Summer Decisions: Is your child involved?

Summer decisions: Is your child involved?

By Bonnie Harris

With summer vacation fast approaching, what to do for your kids becomes a pressing issue. How do you choose the right programs or activities? Sometimes it’s clear and your child knows just what he wants. Often it just isn’t.

When choosing summer activities, there are some important considerations to keep in mind:

Remember this is for your child, not you. Be careful not to project what you loved as a kid, what you wish you had gotten to do, or what you want your child to experience. This is not about you.

Do not sign your child up for something you think she will like and then inform her. That’s a sure way to cause disconnect in your relationship.

You can certainly make suggestions but keep them suggestions only.

Go over general categories—day or sleep away camp, sports programs, theater programs, horse camps, art or music programs, etc. Make sure whatever is offered is within your financial budget before your child gets enthused.

Find out what friends are doing.

Narrow categories and include your child (if old enough) in doing some research into local opportunities. The more your child is involved, the more engaged she will be and the less you will be blamed if it doesn’t work out.

Many children have changes of heart at the last minute and parents worry their children aren’t learning commitment and are tempted to come down hard and critical. The program may already have been paid for. This conundrum is not limited to summer activities. Many children make choices of programs eagerly, even beg for them, but when the time arrives, they dig in their heals and refuse to go. Others start off with dug in heals but with gentle or not-so-gentle prodding find that once involved they love it. What to do?

This is normal and shouldn’t be cause for worry that your child will never be able to make decisions or commitments. Knowing your child well is the best guide but even then you may be left in a quandary. You may always walk the fence with your child, never knowing how far to push or when to back off; what is right and what is wrong. As long as you stay close to the fence, you won’t be too far off. Trial and error is often your best guide.

After a situation does not work out, talk about it with your child. Don’t let it slide, happy that it’s over. Never blame him for saying one thing and doing another. Discuss with him what might have been a different way of evaluating the program and what has been learned for future planning. Get your child in the habit of looking back, learning from experience, and moving forward with new self-knowledge.

In the process of deciding on summer activities, voluntary school field trips, after school activities, and you’re not sure whether your child’s enthusiasm or lack of it will stick, play the “what if” game. “What do you think you would feel like if…? When it comes time to do…what do you guess that might be like? What would you do if…happened?” Be careful not to steer your questions or tone to lead him in the direction you want.
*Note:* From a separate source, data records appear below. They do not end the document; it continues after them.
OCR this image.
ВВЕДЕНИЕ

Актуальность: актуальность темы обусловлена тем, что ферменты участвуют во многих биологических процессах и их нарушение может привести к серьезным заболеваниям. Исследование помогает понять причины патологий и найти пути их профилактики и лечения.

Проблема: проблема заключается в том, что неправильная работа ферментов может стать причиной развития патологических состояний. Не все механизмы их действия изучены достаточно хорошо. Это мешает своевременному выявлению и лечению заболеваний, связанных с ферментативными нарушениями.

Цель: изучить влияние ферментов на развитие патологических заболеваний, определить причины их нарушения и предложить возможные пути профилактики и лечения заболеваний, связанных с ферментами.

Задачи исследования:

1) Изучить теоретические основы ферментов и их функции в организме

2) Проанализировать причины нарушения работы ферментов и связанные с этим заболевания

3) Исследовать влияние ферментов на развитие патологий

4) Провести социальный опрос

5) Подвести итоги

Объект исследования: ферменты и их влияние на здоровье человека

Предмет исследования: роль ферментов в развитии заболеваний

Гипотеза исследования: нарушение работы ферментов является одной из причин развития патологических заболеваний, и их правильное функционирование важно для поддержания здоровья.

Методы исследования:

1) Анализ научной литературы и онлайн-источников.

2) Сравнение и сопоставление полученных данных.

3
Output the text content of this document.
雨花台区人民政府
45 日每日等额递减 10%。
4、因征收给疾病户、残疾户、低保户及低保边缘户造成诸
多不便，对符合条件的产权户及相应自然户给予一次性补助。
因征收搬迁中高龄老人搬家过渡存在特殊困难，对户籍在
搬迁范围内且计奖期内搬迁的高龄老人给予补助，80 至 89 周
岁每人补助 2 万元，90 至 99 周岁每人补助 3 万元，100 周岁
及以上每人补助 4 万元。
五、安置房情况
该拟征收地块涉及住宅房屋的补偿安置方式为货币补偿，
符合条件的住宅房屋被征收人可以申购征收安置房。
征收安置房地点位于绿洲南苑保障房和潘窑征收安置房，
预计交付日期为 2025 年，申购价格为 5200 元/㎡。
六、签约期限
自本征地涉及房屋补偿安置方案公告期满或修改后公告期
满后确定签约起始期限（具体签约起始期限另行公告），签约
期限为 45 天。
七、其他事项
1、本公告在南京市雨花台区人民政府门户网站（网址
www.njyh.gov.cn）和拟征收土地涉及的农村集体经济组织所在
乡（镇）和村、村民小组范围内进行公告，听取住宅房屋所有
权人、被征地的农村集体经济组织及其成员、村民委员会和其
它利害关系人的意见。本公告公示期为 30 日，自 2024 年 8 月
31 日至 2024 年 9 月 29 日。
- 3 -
If you’ve decided that your kids have had enough structure and you choose to give them a welcome stay-at-home break, you may come up against the “I’m bored” syndrome. Your best intentions will appear to backfire. Resist the temptation to yell, “I’m not your camp counselor. You should be glad you’re not in school and happy to be doing whatever you want. Now leave me alone!” Generally “I’m bored” doesn’t mean, I’m ungrateful and I hate being here. More likely it means I don’t know what to do or I want you to do something with me. Even when we’re happy, these moments happen. Children are so used to their parents fixing their problems (a habit to get out of), they say, “I’m bored” with all confidence that you will quickly solve the problem. Don’t fall into this trap. Let your child know that you get bored sometimes, and that you’re sure he will think of something soon. And remember—it’s his problem, not yours.

Sometime when you and your child are relaxed, make a list together of all the things he likes to do around home. Then post it so when you get the inevitable, “I’m bored”, you can simply point to the list. If nothing on the list appeals at the moment, chances are your child needs to be bored for a while. Let him experience boredom.

A general rule of thumb is to engage your child in every one of her life decisions. For instance, “Do you want me to speak to your teacher about that?” Never second-guess what your child will want you to do. Ask her opinion and encourage negotiating to make it work for all—not just you or just your child. There is nothing wrong with a good argument from your child. It doesn’t mean disrespect; it means your child feels comfortable making her point. That’s a good thing. Then you will get her in the habit of thinking carefully about the choices she makes so she learns that she is in control of what she chooses and what she doesn’t. What better opportunity to learn such an important life skill than right now while making summer plans?